Di sini pemikiran Miroslav Volf dalam Exclusion and Embrace (Nashville: Abingdon Press, 1996) memperkaya diskusi. Volf menguraikan bahwa hospitalitas adalah tindakan radikal untuk membuka diri, ibarat sebuah “pelukan” yang menembus tembok perbedaan. Namun, seperti halnya pelukan yang membutuhkan kepercayaan dan keterbukaan, hospitalitas di dunia modern sering kali menghadapi tantangan besar. Polarisasi politik, prasangka, dan konflik simbolik telah menjadi dinding tak kasatmata yang memisahkan kita. Dalam konteks ini, keramahan sering kali tersisih oleh bentuk penolakan yang lebih halus—seperti menghindari percakapan dengan mereka yang berbeda pandangan atau latar belakang. Namun, sebelum kita berbicara tentang upaya memulihkan nilai-nilai keramahan, penting memahami bagaimana hospitalitas, yang sejatinya menjadi landasan kehidupan bersama, perlahan-lahan mengalami erosi.

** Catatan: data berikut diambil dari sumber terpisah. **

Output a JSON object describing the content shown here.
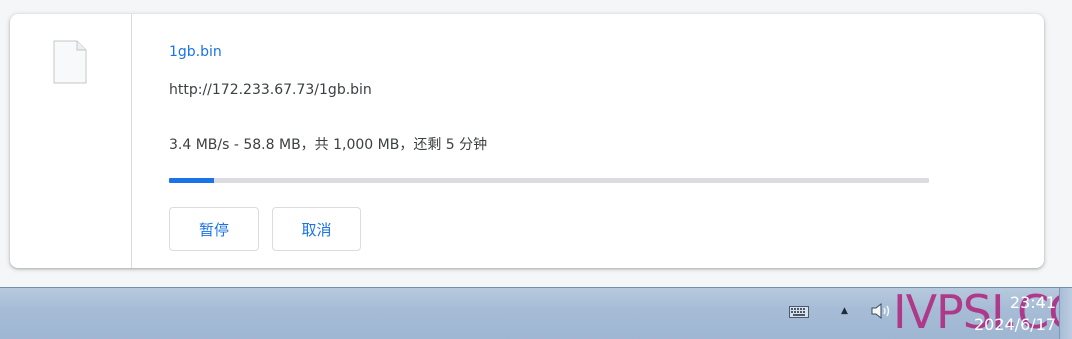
{
  "download": {
    "file_name": "1gb.bin",
    "url": "http://172.233.67.73/1gb.bin",
    "status": "3.4 MB/s - 58.8 MB，共 1,000 MB，还剩 5 分钟",
    "progress_fraction": 0.0588,
    "buttons": {
      "pause_label": "暂停",
      "cancel_label": "取消"
    },
    "colors": {
      "accent": "#1a73e8",
      "track": "#dadce0",
      "text": "#3c4043"
    }
  },
  "taskbar": {
    "tray_icons": [
      "keyboard-icon",
      "chevron-up-icon",
      "speaker-icon"
    ],
    "clock_time": "23:41",
    "clock_date": "2024/6/17",
    "watermark": "IVPSI.COM"
  }
}
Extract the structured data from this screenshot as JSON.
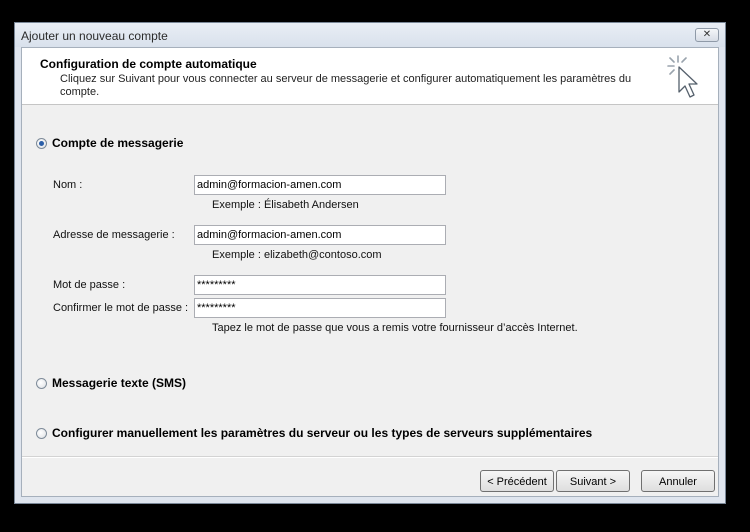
{
  "window": {
    "title": "Ajouter un nouveau compte",
    "close_glyph": "✕"
  },
  "banner": {
    "title": "Configuration de compte automatique",
    "description": "Cliquez sur Suivant pour vous connecter au serveur de messagerie et configurer automatiquement les paramètres du compte.",
    "icon": "click-cursor-icon"
  },
  "options": {
    "email_account": {
      "label": "Compte de messagerie",
      "selected": true
    },
    "sms": {
      "label": "Messagerie texte (SMS)",
      "selected": false
    },
    "manual": {
      "label": "Configurer manuellement les paramètres du serveur ou les types de serveurs supplémentaires",
      "selected": false
    }
  },
  "form": {
    "name": {
      "label": "Nom :",
      "value": "admin@formacion-amen.com",
      "hint": "Exemple : Élisabeth Andersen"
    },
    "email": {
      "label": "Adresse de messagerie :",
      "value": "admin@formacion-amen.com",
      "hint": "Exemple : elizabeth@contoso.com"
    },
    "password": {
      "label": "Mot de passe :",
      "value": "*********"
    },
    "confirm_password": {
      "label": "Confirmer le mot de passe :",
      "value": "*********"
    },
    "password_hint": "Tapez le mot de passe que vous a remis votre fournisseur d’accès Internet."
  },
  "buttons": {
    "back": "< Précédent",
    "next": "Suivant >",
    "cancel": "Annuler"
  },
  "colors": {
    "window_frame": "#dfe5ee",
    "client": "#f0f0f0",
    "radio_dot": "#2a5ea8"
  }
}
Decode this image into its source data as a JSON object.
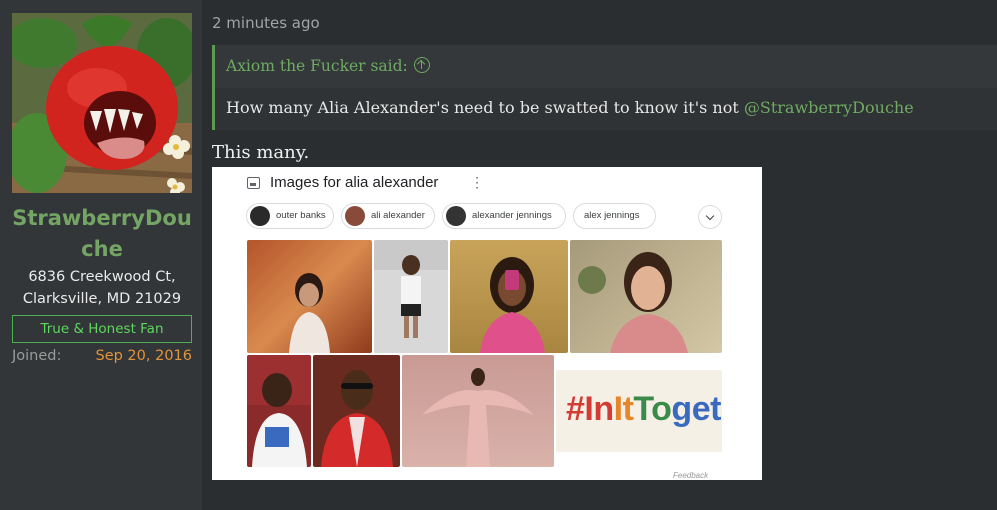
{
  "user": {
    "username": "StrawberryDouche",
    "address_line1": "6836 Creekwood Ct,",
    "address_line2": "Clarksville, MD 21029",
    "banner": "True & Honest Fan",
    "joined_label": "Joined:",
    "joined_date": "Sep 20, 2016"
  },
  "post": {
    "timestamp": "2 minutes ago",
    "quote": {
      "author": "Axiom the Fucker said:",
      "text": "How many Alia Alexander's need to be swatted to know it's not ",
      "mention": "@StrawberryDouche"
    },
    "body": "This many."
  },
  "image": {
    "title": "Images for alia alexander",
    "menu_glyph": "⋮",
    "chips": [
      "outer banks",
      "ali alexander",
      "alexander jennings",
      "alex jennings"
    ],
    "hashtag": "#InItToget",
    "feedback": "Feedback"
  },
  "colors": {
    "accent_green": "#74a565",
    "banner_green": "#5fd65f",
    "joined_orange": "#e2943a"
  }
}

Meratapi Erosi Nilai Hospitalitas

Hospitalitas, atau keramahan, secara sederhana merujuk pada penerimaan dan keterbukaan terhadap orang lain, terutama mereka yang dianggap sebagai “yang lain.” KBBI mendefinisikan “ramah” sebagai bersahabat, mudah bergaul, dan menyenangkan. Konsep ini menekankan pentingnya sikap terbuka, di mana kita memiliki tanggung jawab moral memperlakukan setiap orang dengan hormat dan adil. Dalam konteks ini, hospitalitas melibatkan hubungan yang lebih dalam, mencakup percakapan dan saling pengertian di tengah perbedaan. Paus Fransiskus menyoroti pentingnya mengakui kompleksitas dalam menerima orang lain, sementara Volf mengajak kita melawan budaya eksklusi dengan menghidupkan kembali nilai-nilai hospitalitas demi menciptakan ruang yang inklusif dan saling menghargai.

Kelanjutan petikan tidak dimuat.